The Letcher Governance Project (LGP), a local group formed this year in opposition to the planned prison, argues that the $444 million allocated to the prison could be used for more humane and effective ends, and is encouraging community members to speak out using the hashtag #our444million. “Some folks talk about things like if we had a state-of-the-art drug treatment and rehab facility here instead of the proposed prison,” wrote LGP organizer Elizabeth Sanders in an email to In These Times. “Something that could employ folks, address a serious problem here and invest in the most vulnerable within our communities.”
She added, “The LGP knows that our future can’t be built on fossil fuel industries any more than it can be built on prisons,” observing that many of the same groups — “indigenous communities, communities of color, and low-income communities” — are both on “the frontlines of climate change” and the ones “being locked up.” This link reflects “underlying policies” and systemic structures, she wrote. “It’s not a coincidence.”

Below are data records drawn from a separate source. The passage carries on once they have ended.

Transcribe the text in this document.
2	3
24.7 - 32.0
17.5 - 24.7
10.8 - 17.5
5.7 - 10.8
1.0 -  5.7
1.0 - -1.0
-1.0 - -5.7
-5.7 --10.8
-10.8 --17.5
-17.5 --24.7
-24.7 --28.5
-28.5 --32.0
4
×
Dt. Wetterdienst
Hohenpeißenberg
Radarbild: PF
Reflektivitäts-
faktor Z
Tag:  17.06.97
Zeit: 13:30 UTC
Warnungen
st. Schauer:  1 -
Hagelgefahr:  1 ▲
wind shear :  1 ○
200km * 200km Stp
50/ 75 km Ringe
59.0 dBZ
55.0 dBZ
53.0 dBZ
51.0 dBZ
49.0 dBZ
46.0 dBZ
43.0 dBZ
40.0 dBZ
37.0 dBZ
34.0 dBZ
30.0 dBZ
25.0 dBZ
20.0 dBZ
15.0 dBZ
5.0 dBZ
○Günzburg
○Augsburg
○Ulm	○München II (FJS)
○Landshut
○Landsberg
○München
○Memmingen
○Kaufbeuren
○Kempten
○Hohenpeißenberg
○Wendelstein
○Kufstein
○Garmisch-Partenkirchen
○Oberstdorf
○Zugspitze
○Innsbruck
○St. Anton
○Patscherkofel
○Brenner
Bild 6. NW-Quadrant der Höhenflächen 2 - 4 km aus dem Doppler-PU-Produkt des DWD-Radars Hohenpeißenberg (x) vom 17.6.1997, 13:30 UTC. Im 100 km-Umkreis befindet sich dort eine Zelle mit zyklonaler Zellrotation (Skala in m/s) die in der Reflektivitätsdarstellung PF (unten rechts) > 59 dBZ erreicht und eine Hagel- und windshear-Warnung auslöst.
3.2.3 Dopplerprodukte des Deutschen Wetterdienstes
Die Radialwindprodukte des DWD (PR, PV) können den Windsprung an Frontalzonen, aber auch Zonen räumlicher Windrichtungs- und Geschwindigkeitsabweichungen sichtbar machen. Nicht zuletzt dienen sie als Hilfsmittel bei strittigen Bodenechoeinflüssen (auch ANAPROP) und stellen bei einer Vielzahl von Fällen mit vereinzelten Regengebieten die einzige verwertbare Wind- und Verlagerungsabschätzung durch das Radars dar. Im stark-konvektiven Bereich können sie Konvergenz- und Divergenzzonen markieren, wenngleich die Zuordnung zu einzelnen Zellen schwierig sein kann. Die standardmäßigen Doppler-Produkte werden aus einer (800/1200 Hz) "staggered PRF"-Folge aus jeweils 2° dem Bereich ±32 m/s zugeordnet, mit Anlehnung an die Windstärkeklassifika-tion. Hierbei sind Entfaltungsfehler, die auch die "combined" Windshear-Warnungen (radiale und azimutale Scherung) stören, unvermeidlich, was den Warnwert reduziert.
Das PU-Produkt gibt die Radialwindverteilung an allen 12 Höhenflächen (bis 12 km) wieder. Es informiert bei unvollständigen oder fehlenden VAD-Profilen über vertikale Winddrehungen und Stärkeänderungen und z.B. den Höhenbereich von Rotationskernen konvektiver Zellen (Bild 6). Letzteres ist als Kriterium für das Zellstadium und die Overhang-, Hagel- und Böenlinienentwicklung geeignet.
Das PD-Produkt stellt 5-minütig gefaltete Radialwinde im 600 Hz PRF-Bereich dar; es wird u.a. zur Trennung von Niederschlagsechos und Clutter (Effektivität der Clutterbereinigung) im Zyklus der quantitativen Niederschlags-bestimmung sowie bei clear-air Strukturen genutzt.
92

To make matters worse, looming climate change may make the prison-environment connection even deadlier. Some scholars project that a hotter planet will lead to escalated violence and mass migration — and thus, there may be reason to expect more prisons, more walls and more militarized border security in the near future. For now, Panagioti Tsolkas of the Prison Ecology Project suggests that the most responsible way to protect our environment — both social and natural — is by making connections among rising activist movements and reducing, in his words, both parts per million (ppm) of CO2 while “simultaneously slashing the cpms (cops per million)” quotient.
As the world warms, activists are calling to protect the most vulnerable amongst us — not lock them away.